A great resource for technical information on a corporations online presence can be found here: https://viewdns.info/
The section we are interested in is the "Reverse Whois" lookup. We will use an email wildcard to identify additional domains registered using a corporate email. E.g.: "*@microsoft.com"
This will return the following results:
This provides a wealth of information in understanding the organisations online presence, when they created certain websites (such as brand launches etc), and who the registrar is.

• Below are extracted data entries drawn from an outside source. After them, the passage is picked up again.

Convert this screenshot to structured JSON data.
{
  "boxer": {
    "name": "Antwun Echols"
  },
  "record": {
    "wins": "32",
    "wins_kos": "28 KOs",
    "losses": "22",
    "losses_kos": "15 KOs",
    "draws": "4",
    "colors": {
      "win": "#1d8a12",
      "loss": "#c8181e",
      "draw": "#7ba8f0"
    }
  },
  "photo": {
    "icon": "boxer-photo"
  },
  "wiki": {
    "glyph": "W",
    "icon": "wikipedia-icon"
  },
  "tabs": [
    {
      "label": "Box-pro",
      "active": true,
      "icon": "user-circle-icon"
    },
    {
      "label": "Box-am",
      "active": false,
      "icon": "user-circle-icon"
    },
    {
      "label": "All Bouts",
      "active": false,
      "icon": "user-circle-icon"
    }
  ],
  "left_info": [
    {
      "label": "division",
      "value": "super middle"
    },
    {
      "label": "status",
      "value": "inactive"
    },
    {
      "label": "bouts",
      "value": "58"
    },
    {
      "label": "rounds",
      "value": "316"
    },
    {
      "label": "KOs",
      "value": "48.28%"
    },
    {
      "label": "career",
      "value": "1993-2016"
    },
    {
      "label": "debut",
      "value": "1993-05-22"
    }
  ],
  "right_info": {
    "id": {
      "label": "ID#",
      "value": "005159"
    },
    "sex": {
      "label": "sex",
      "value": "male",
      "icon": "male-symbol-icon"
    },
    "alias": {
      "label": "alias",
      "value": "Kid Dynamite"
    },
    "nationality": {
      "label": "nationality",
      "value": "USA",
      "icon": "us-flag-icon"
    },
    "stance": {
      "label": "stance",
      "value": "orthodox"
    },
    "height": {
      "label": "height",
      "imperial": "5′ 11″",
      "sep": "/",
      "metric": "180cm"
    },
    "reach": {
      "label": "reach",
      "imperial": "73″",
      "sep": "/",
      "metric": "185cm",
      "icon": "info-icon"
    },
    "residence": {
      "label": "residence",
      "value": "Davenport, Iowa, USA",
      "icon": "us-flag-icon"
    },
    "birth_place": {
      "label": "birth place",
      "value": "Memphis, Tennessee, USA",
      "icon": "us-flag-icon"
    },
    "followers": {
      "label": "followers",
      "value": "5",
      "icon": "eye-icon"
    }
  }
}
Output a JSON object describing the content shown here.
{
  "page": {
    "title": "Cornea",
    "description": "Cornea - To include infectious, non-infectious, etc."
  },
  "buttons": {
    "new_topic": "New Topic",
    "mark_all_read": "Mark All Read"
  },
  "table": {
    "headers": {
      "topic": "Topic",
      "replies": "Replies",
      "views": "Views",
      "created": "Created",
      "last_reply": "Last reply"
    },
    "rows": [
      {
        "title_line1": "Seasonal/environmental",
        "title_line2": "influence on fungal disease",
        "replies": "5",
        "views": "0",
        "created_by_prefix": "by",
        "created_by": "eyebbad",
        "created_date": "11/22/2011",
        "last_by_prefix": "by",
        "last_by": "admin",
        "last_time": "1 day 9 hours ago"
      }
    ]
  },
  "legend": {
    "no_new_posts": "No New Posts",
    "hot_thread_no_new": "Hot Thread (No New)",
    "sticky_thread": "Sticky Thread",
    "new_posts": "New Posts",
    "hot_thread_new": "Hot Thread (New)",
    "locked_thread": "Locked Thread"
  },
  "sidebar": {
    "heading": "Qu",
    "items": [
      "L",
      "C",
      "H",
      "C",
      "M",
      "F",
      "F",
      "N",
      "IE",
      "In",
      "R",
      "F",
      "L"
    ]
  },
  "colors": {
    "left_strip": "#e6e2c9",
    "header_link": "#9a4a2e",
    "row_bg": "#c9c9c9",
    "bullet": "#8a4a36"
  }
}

Additionally, you can pivot on individual emails found above to identify what domains may have been registered using a company email. This can be useful for identifying inappropriate use of corporate emails for bespoke domain registrations which are not associated with an organisation. For example, results for "firstname.lastname@example.org" provide the following:
Additional data points you can explore at grabbing the IP address of the companies domains you have found and searching those IP addresses to see what domains share the same IP. This does not always equate to the same company due to shared hosting providers, but it is worth exploring and mapping when you reach that stage of your investigation. Tools like Maltego will allow you to do this rapidly.
Additional Company Information
Although LinkedIn is the main topic of this blog it is still only one source of information. It is important to look across other platforms and collect information for analysis. The collection plan mentions a number of sources that very intuitive for getting corporate information on things like shareholders, professional networks and financial information.
Below is a list of some great resources to access:
Financial performance & shareholder structures: https://www.marketscreener.com/
Professional relationships: https://relationshipscience.com/
Open database of information about corporations: https://opencorporates.com/
OCCRP Alpha is an excellent resources for deep information about organisations: https://aleph.occrp.org/
Sentiment analysis: https://brand24.com/ (free trial)
There are thousands of sites that provide differing levels of information, this is only a sample but often its better to have a focused list so you don't get lost in the noise. A lot of these resources also have false-positive or inaccurate information, it is critical that you cross-reference and validate information as much as possible.
Google Dorking for company documents is also recommended and can often provide valuable insights into things such as board meetings, annual general meetings and event attendees. Try some of these and see what you find:
site:microsoft.com filetype:pdf OR filetype:doc OR filetype:docx AND "annual" AND ("general" OR "report" OR "meeting")
Corporate profiling is a requirement for many investigations and research efforts. Doing so without the use of automation tools and staying inline with the platform terms of service means you can create repeatable success in your actions. Of course there are automated tools (commercial and free alike) that can handle a number of these tasks but we focused this blog purposely on manual techniques and a sustainable methodology.
We hope this blog will provide you both an approach and some methods to conducting corporate profiles and feel free to leave feedback on your approaches to corporate profiling.